GROWTH RATES OF SRMS

Several series to date have evaluated the growth rates of clinically localized enhancing renal lesions (Table 43A.1). The majority of these series represent small, single-institution retrospective reviews. Sample sizes have ranged from 6 to 40 lesions with mean follow-up ranging from 25 to 39 months
(13,14,15,18,22,23,24,25,26,27,28,29,30,31,32). Mean tumor size at presentation was <3 cm in all but two series with mean tumor sizes at presentation of 4.08 and 7.2 cm, respectively. The average linear growth rates observed in these individual series has ranged from 0.09 to 0.86 cm/year, and individual lesion linear growth rates varied widely within each series (13,14,15,18,22,23,24,25,26,27,28,29,30,31,32). These studies have concluded that most small enhancing clinically localized renal lesions demonstrate slow interval linear growth, and that a period of AS is feasible in patients who are medically unfit for surgery. It must be noted that growth rates in the individual series do not necessarily reflect that of RCC, as pathological evaluation was not performed in all lesions reported (Table 43A.2).
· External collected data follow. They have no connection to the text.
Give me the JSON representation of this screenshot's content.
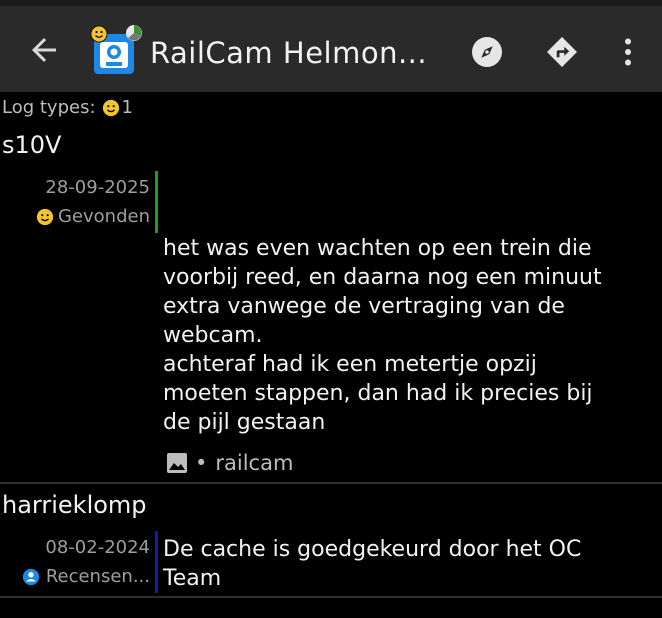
{
  "header": {
    "title": "RailCam Helmon..."
  },
  "summary": {
    "label": "Log types:",
    "found_count": "1"
  },
  "logs": [
    {
      "user": "s10V",
      "date": "28-09-2025",
      "type": "Gevonden",
      "type_color": "#1aa31a",
      "text": "het was even wachten op een trein die\nvoorbij reed, en daarna nog een minuut\nextra vanwege de vertraging van de\nwebcam.\nachteraf had ik een metertje opzij\nmoeten stappen, dan had ik precies bij\nde pijl gestaan",
      "attachment_label": "railcam",
      "attachment_sep": "•"
    },
    {
      "user": "harrieklomp",
      "date": "08-02-2024",
      "type": "Recensen...",
      "type_color": "#1a1aa8",
      "text": "De cache is goedgekeurd door het OC\nTeam"
    }
  ]
}
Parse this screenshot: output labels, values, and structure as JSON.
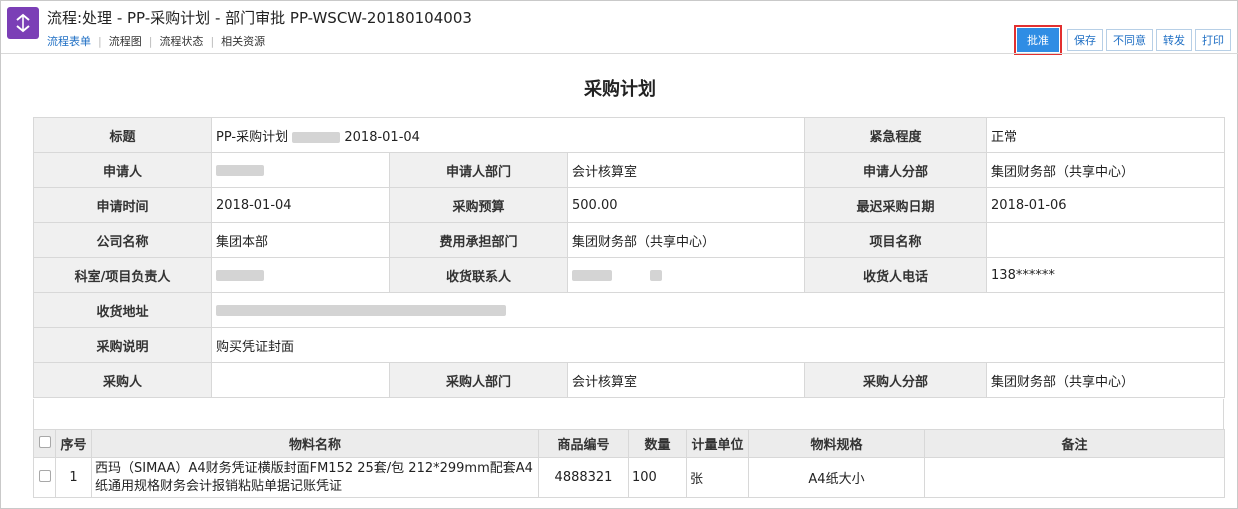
{
  "header": {
    "title": "流程:处理 - PP-采购计划 - 部门审批 PP-WSCW-20180104003",
    "tabs": [
      {
        "label": "流程表单",
        "active": true
      },
      {
        "label": "流程图",
        "active": false
      },
      {
        "label": "流程状态",
        "active": false
      },
      {
        "label": "相关资源",
        "active": false
      }
    ],
    "icon": "workflow-app-icon",
    "accent": "#7b3fb6"
  },
  "toolbar": {
    "approve": "批准",
    "save": "保存",
    "disagree": "不同意",
    "forward": "转发",
    "print": "打印"
  },
  "form": {
    "title": "采购计划",
    "labels": {
      "subject": "标题",
      "urgency": "紧急程度",
      "applicant": "申请人",
      "applicant_dept": "申请人部门",
      "applicant_division": "申请人分部",
      "apply_time": "申请时间",
      "budget": "采购预算",
      "latest_date": "最迟采购日期",
      "company": "公司名称",
      "cost_dept": "费用承担部门",
      "project_name": "项目名称",
      "owner": "科室/项目负责人",
      "receiver": "收货联系人",
      "receiver_phone": "收货人电话",
      "address": "收货地址",
      "description": "采购说明",
      "purchaser": "采购人",
      "purchaser_dept": "采购人部门",
      "purchaser_division": "采购人分部"
    },
    "values": {
      "subject_prefix": "PP-采购计划",
      "subject_date": "2018-01-04",
      "urgency": "正常",
      "applicant_dept": "会计核算室",
      "applicant_division": "集团财务部（共享中心）",
      "apply_time": "2018-01-04",
      "budget": "500.00",
      "latest_date": "2018-01-06",
      "company": "集团本部",
      "cost_dept": "集团财务部（共享中心）",
      "project_name": "",
      "receiver_phone": "138******",
      "description": "购买凭证封面",
      "purchaser": "",
      "purchaser_dept": "会计核算室",
      "purchaser_division": "集团财务部（共享中心）"
    }
  },
  "items": {
    "columns": [
      "序号",
      "物料名称",
      "商品编号",
      "数量",
      "计量单位",
      "物料规格",
      "备注"
    ],
    "rows": [
      {
        "index": "1",
        "name": "西玛（SIMAA）A4财务凭证横版封面FM152 25套/包 212*299mm配套A4纸通用规格财务会计报销粘贴单据记账凭证",
        "code": "4888321",
        "qty": "100",
        "unit": "张",
        "spec": "A4纸大小",
        "note": ""
      }
    ]
  }
}
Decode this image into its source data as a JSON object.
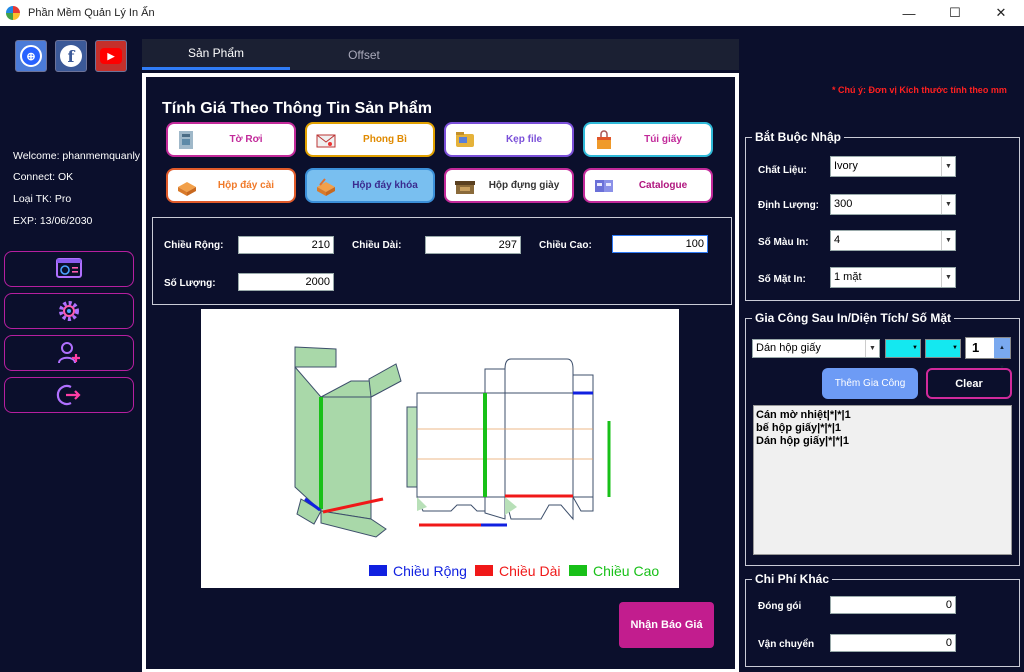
{
  "window": {
    "title": "Phần Mềm Quản Lý In Ấn",
    "minimize": "—",
    "maximize": "☐",
    "close": "✕"
  },
  "sidebar": {
    "welcome": "Welcome: phanmemquanly",
    "connect": "Connect: OK",
    "account_type": "Loại TK: Pro",
    "expiry": "EXP:  13/06/2030"
  },
  "tabs": [
    {
      "label": "Sản Phẩm"
    },
    {
      "label": "Offset"
    }
  ],
  "main": {
    "title": "Tính Giá Theo Thông Tin Sản Phẩm",
    "products": [
      {
        "label": "Tờ Rơi",
        "color": "#c22a9a"
      },
      {
        "label": "Phong Bì",
        "color": "#e08a00"
      },
      {
        "label": "Kẹp file",
        "color": "#7a4fd8"
      },
      {
        "label": "Túi giấy",
        "color": "#c22a9a"
      },
      {
        "label": "Hộp đáy cài",
        "color": "#f07a2a"
      },
      {
        "label": "Hộp đáy khóa",
        "color": "#3a2b8f"
      },
      {
        "label": "Hộp đựng giày",
        "color": "#333333"
      },
      {
        "label": "Catalogue",
        "color": "#b0157e"
      }
    ],
    "width_label": "Chiều Rộng:",
    "width_value": "210",
    "length_label": "Chiều Dài:",
    "length_value": "297",
    "height_label": "Chiều Cao:",
    "height_value": "100",
    "qty_label": "Số Lượng:",
    "qty_value": "2000",
    "legend": {
      "width": "Chiều Rộng",
      "length": "Chiều Dài",
      "height": "Chiều Cao"
    },
    "quote_button": "Nhận Báo Giá"
  },
  "right": {
    "note": "* Chú ý: Đơn vị Kích thước tính theo mm",
    "required": {
      "title": "Bắt Buộc Nhập",
      "material_label": "Chất Liệu:",
      "material_value": "Ivory",
      "weight_label": "Định Lượng:",
      "weight_value": "300",
      "colors_label": "Số Màu In:",
      "colors_value": "4",
      "sides_label": "Số Mặt In:",
      "sides_value": "1 mặt"
    },
    "postpress": {
      "title": "Gia Công Sau In/Diện Tích/ Số Mặt",
      "process_value": "Dán hộp giấy",
      "count_value": "1",
      "add_button": "Thêm Gia Công",
      "clear_button": "Clear",
      "items": [
        "Cán mờ nhiệt|*|*|1",
        "bế hộp giấy|*|*|1",
        "Dán hộp giấy|*|*|1"
      ]
    },
    "other": {
      "title": "Chi Phí Khác",
      "packing_label": "Đóng gói",
      "packing_value": "0",
      "shipping_label": "Vận chuyển",
      "shipping_value": "0"
    }
  },
  "colors": {
    "background": "#0b0f2c",
    "accent_magenta": "#c21d8e",
    "accent_blue": "#2f7bf6",
    "legend_blue": "#1020e0",
    "legend_red": "#f01818",
    "legend_green": "#18c018"
  }
}
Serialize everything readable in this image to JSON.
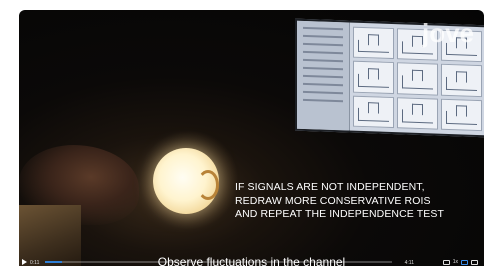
{
  "logo": {
    "text": "jove"
  },
  "overlay": {
    "lines": [
      "IF SIGNALS ARE NOT INDEPENDENT,",
      "REDRAW MORE CONSERVATIVE ROIS",
      "AND REPEAT THE INDEPENDENCE TEST"
    ]
  },
  "subtitle": {
    "text": "Observe fluctuations in the channel"
  },
  "player": {
    "time_elapsed": "0:11",
    "time_total": "4:11",
    "speed": "1x",
    "progress": 0.05,
    "accent_color": "#2f7fd6"
  },
  "icons": {
    "play": "play-icon",
    "volume": "volume-icon",
    "speed": "speed-icon",
    "captions": "captions-icon",
    "fullscreen": "fullscreen-icon"
  }
}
In a systematic review of all AS series published in 2006, which included 234 lesions, the median growth rate of all evaluable lesions was 0.28 cm/yr (13). A recent update of the largest of these series presented data on 173 lesions with at least 12 months of AS and demonstrated an average annual growth rate of 0.285 cm/yr at a follow-up of 31 months (32). The annual growth rate range was −1.4 to 2.47 cm/yr (31). Interestingly, most series have measured renal tumor growth based on the change in tumor diameter, and few have compared the change in tumor volume. In their series, Crispen et al. analyzed tumor growth both linearly and volumetrically and found that tumors appeared to exhibit Gompertzian growth kinetics, whereby a tumor grows initially in an exponential fashion and then decreases with increasing tumor size (32). Furthermore, Volpe et al. made volumetric observations in their cohort of 32 masses followed prospectively. They found that 28 masses (88%) had positive slopes of volume over time, whereas four masses (12%) had negative slopes. With longer follow-up, the slope decreases (23).

TABLE 43A.2 PATHOLOGY OF RENAL LESIONS UNDERGOING RESECTION AFTER A PERIOD OF AS

Author	N Lesions	Pathology Available (%)	Benign (%)	Positive for RCC (%)	Grade^a	Histology
Fujimoto	6	6 (100)	0	6 (100)	G2 = 5	Clear cell = 5
Bosniak	40	26 (65)	4 (15)	22 (85)	G1 = 18	NA
					G2 = 4
Oda	16	16 (100)	0	16 (100)	G1 = 6	NA
					G2 = 9
					G3 = 1
Kassouf	26	4 (15)	0	4 (100)	NA	Clear cell = 3
						Papillary = 1
Volpe	32	9 (28)	1 (11)	8 (89)	G2 = 4
					G3 = 2	Clear cell = 8
					G4 = 2
Wehle	29	5 (17)	1 (20)	4 (80)	NA	NA
Kato	18	18 (100)	0	18 (100)	G1 = 7	Clear cell = 15
					G2 = 8	Papillary = 3
					G3 = 3
Lamb^a	36	24 (67)	1 (4)	23 (96)	G1 = 3	Clear cell = 18
					G3 = 1	Papillary = 1
Sowery	22	2 (9)	0	2 (100)	NA	NA
Uzzo^b	61	21 (34)	4 (19)	17 (81)	G1 = 11	Clear cell = 9
					G2 = 5	Papillary = 7
					G3 = 1	Collecting duct = 1
Meta-analysis	286	131 (46)	11 (8)	120 (92)
Siu	47	16 (34)	6 (38)	10 (62)	NA	NA
Kouba	46	14 (30)	2 (14)	12 (86)	G1 = 2
					G2 = 8	NA
					G3 = 2
Crispen^b	124	39 (36)	4 (10)	35 (90)	NA	Clear cell = 24
						Papillary = 9
						Chromophobe = 1
						Collecting duct = 1
Abouassaly	110^c	4 (4)	2 (50)	2 (50)	G3 = 1	Clear cell = 1
						Papillary = 1
						Atypia = 1
Crispen^b	173	68 (39)	9 (13)	57 (84)	G1 = 19	Clear cell = 39
					G2 = 21	Papillary = 15
					G3 = 11	Chromophobe = 2
					G4 = 2	Collecting duct = 1
^aPathology presented in the Lamb et al. series represents pathologic assessment of percutaneous biopsies. ^bIndicates single-institution series that have accrued more patients with time. Last paper represents totality from institution, whereas prior series represent portion of patients undergoing AS. ^cExpressed as number of patients, not number of tumors.